A percepção também é positiva com relação aos salários: 82% afirmam que os profissionais com certificado de qualificação profissional ganham mais do que os que não têm. O levantamento foi feito com 2.002 pessoas acima de 16 anos em 143 municípios. No entanto, segundo Censo da Educação 2013, apenas 7,8% dos brasileiros optam pela educação profissional contra 76,8% dos australianos, 69,7% entre os finlandeses e 51,5% dos alemães (dados do CEDEFOP – European Centre for the Development of Vocational Training).

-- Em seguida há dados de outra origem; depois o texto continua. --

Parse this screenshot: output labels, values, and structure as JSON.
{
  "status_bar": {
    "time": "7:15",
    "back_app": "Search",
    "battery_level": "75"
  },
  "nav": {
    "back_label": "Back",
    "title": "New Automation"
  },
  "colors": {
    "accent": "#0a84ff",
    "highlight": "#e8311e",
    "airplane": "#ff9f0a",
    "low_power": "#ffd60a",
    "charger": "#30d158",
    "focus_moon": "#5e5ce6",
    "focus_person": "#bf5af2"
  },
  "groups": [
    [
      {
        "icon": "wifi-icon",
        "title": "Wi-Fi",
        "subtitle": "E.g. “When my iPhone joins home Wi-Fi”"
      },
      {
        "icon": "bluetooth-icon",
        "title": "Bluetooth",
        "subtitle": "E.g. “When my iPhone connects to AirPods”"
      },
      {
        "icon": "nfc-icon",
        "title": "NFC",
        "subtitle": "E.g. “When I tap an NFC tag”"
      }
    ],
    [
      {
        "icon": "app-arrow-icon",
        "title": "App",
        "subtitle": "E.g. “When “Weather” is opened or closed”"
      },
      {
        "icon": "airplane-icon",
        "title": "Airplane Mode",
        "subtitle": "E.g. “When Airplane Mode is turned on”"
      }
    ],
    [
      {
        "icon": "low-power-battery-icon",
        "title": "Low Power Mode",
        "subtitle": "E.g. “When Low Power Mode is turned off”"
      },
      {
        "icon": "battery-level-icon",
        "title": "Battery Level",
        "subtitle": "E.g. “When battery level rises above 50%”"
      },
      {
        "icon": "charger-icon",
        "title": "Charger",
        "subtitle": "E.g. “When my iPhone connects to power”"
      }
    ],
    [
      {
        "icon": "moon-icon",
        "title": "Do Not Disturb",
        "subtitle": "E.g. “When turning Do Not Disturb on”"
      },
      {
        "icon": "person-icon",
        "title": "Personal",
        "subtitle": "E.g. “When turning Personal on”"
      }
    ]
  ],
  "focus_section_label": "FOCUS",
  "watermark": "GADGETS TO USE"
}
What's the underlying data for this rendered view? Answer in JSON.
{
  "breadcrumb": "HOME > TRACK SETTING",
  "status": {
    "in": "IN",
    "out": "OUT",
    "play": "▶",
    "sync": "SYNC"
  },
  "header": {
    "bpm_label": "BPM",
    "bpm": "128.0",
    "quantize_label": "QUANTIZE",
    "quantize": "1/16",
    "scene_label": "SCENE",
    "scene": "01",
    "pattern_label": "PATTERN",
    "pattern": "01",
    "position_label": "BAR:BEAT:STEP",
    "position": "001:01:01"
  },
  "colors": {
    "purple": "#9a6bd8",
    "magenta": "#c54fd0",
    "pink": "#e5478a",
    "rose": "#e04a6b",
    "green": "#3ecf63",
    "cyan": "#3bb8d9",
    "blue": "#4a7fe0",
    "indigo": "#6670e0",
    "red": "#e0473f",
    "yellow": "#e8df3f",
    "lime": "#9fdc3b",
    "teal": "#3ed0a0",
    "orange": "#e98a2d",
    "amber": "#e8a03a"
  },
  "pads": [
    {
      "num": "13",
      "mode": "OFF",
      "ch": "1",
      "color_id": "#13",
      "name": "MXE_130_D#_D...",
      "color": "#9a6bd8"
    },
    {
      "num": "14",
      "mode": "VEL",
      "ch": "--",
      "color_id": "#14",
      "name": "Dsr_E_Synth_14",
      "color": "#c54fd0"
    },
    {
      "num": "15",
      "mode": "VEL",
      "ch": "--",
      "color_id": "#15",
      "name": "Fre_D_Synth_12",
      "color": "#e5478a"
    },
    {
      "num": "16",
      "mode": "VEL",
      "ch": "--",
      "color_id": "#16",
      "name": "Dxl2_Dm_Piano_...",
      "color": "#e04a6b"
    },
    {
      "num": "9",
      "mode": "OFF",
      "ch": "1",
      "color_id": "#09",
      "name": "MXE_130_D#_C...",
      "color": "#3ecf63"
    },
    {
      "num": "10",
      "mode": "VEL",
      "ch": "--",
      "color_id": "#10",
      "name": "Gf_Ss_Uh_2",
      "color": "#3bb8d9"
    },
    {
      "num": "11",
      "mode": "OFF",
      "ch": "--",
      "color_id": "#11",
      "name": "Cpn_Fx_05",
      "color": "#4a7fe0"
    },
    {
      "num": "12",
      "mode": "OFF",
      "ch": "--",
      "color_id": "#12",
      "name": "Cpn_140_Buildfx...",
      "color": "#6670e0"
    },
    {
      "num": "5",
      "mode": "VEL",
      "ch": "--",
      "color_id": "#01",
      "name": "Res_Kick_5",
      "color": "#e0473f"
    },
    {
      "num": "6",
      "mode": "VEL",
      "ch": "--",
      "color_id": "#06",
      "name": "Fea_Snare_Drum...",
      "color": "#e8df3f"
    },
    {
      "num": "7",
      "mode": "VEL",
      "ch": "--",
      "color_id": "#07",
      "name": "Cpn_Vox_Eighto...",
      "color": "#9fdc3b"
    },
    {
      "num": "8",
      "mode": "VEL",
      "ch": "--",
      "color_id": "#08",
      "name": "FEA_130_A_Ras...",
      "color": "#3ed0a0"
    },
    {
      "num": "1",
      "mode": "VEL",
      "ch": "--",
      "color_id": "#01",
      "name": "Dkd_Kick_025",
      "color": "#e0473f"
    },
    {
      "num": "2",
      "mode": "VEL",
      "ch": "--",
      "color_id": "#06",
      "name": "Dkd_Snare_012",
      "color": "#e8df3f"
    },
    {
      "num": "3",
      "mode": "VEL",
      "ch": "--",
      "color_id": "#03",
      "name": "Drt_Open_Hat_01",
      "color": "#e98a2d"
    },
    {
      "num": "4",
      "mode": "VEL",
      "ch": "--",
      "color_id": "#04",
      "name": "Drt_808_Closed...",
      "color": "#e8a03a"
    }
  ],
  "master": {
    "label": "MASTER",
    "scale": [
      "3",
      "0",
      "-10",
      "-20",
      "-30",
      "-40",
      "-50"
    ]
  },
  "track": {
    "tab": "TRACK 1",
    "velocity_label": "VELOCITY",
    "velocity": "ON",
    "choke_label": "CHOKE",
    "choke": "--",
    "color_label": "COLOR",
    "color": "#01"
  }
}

De acordo com Felipe Morgado, gerente executivo de Educação Profissional e Tecnológica do SENAI Nacional, a educação profissional facilita o ingresso dos jovens no mercado de trabalho. “O estudante conquista uma profissão e, com isso, a oportunidade de custear mais facilmente o ensino superior”, comenta Morgado.
O gerente afirma, ainda, que segundo levantamento do Serviço Nacional de Aprendizagem Industrial (SENAI), mais de 70% dos ex-alunos de cursos técnicos de nível médio conseguem emprego no primeiro ano depois do curso. E que, um ano depois de obterem o diploma, os trabalhadores de nível técnico conseguem aumentar sua renda em 24%. O estudo, feito pela própria instituição entre 2010 e 2012, acompanhou metade das quase 40
mil pessoas que terminaram os cursos em 2010 com o objetivo de analisar os impactos da educação profissional na sua empregabilidade.